Susan Southard follows several Japanese victims of the atomic bomb (known as hibakusha) in order to personalize the story of Nagasaki’s destruction. While it is heart-breaking to read about the mangled bodies, third-degree burns, and doomed “survivors” of the initial bombing, Nagasaki hits the hardest when Southard details the suffering of the most prominently featured hibakusha and their families. It is an odd phenomena of human nature that reading about the horrific deaths of one hibakusha’s brother and sister is more emotionally disturbing than any list of casualty numbers ever could be.
In addition to the stories of individual hibakusha, Nagasaki is also full of cold facts and meticulously researched historical information relating to both Japan and America’s response to the atomic bombings. Southard suggests that the Nagasaki bombing was unnecessary even in regard to ending the war because the Japanese government was still considering surrender after the first bombing at Hiroshima. It makes the Nagasaki bombing all the more tragic in that Hiroshima alone might have brought about a surrender. The treatment of hibakusha by their countrymen and by American researchers is also infuriating.

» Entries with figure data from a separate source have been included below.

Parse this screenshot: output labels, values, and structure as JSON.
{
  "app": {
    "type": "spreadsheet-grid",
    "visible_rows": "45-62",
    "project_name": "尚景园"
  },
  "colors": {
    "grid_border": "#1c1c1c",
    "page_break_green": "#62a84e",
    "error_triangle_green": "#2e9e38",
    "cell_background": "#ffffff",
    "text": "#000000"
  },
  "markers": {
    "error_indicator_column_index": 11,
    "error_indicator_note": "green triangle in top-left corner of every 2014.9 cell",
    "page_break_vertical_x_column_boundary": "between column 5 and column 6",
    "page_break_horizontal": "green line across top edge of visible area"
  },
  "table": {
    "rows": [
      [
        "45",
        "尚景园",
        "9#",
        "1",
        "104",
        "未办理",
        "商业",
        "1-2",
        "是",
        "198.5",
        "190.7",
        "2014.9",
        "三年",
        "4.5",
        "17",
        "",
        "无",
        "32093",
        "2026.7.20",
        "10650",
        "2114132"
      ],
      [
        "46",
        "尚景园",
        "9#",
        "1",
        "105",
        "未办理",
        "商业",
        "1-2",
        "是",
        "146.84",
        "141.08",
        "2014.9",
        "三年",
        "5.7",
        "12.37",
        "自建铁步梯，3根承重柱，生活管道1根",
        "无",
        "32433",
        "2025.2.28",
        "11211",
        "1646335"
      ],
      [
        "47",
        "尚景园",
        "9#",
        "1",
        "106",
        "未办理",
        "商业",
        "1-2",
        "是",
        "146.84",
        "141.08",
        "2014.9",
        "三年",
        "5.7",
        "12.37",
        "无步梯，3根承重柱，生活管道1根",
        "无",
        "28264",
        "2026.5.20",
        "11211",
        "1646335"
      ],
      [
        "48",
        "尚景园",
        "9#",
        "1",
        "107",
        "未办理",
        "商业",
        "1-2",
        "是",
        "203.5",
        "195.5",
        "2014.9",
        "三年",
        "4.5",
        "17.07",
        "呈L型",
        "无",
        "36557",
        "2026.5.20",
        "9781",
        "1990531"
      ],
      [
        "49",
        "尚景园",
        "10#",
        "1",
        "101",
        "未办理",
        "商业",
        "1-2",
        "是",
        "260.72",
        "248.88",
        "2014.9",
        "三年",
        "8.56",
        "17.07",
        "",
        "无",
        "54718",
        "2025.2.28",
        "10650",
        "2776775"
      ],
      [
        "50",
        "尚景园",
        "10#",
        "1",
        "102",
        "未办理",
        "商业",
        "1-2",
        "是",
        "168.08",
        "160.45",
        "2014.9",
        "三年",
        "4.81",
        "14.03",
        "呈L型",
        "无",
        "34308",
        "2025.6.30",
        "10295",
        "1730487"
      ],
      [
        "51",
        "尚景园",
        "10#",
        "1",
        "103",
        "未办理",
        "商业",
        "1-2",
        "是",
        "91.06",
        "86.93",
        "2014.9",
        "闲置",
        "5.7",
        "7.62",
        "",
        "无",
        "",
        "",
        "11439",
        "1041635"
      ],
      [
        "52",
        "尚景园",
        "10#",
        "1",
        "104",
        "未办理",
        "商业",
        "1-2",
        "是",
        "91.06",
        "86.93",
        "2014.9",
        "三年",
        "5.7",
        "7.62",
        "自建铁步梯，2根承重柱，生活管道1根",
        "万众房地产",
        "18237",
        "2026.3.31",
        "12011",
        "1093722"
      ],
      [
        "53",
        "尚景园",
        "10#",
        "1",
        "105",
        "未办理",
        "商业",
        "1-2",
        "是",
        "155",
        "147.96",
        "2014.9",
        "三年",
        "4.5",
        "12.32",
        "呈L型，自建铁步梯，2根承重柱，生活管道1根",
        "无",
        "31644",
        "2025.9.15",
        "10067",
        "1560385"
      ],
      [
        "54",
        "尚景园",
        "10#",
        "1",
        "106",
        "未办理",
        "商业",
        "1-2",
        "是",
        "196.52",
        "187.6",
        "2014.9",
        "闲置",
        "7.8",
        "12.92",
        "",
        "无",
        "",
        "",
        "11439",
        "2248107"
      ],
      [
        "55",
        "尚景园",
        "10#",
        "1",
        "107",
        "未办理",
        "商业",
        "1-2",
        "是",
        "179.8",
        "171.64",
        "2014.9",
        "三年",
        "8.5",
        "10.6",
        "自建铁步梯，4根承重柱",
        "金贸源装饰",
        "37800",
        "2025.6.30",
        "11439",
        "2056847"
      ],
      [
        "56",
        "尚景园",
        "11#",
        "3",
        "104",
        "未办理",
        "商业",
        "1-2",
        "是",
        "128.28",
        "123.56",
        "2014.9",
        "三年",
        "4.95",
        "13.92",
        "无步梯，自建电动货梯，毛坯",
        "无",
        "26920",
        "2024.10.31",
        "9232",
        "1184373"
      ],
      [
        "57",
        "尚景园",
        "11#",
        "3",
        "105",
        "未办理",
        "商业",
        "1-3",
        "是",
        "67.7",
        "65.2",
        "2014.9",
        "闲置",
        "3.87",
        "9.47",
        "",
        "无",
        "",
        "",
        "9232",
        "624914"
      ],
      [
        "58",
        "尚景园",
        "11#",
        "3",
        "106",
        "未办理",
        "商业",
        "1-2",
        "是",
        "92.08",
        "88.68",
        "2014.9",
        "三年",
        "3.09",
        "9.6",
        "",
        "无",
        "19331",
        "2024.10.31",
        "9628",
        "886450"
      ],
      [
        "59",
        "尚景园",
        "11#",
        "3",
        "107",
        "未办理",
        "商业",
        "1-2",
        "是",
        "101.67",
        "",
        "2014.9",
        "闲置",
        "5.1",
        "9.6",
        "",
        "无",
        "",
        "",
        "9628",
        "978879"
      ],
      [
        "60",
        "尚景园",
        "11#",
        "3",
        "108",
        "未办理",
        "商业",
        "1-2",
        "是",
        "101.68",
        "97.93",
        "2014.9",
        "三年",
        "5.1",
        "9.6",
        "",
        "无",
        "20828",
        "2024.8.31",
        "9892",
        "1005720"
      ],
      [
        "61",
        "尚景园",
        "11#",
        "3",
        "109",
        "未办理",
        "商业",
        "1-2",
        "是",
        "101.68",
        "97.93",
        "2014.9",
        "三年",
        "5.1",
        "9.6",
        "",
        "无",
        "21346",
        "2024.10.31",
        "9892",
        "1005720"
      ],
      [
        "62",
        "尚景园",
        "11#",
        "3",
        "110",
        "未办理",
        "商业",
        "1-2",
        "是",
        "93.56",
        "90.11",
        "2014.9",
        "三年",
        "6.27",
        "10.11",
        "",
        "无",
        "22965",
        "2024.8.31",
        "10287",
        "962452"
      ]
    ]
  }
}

Southard really brings home the sad fact that the Nagasaki bombing was not an attack on a military installation but, rather, noncombatants including children and the elderly. The affects of radiation on the hibakusha that Southard explains are horrifying and long-lasting. In a way, the radiation poisoning of the victims is worse than the bomb’s initial detonation.
Thankfully, the lives of the featured hibakusha are fascinating to the end and their struggles for equal treatment, medical care, and their campaigns to end nuclear war are inspirational. The final chapter also brings home the sad fact that the WWII generation has almost left this world. As the grandson of a veteran of the attack at Pearl Harbor, I feel the need to state that Nagasakimade me realize what a tragedy the atomic bombings truly were. After all, two wrongs do not make a right. I never recall my grandfather supporting the bombings vocally, and I can only wonder what he truly thought about them.
I highly recommend Nagasaki to anyone who wants to take a critical look at our past and at the reality of nuclear war. Maybe if more people are aware of the toll of human suffering then hibakusha will not have struggled for peace in vain.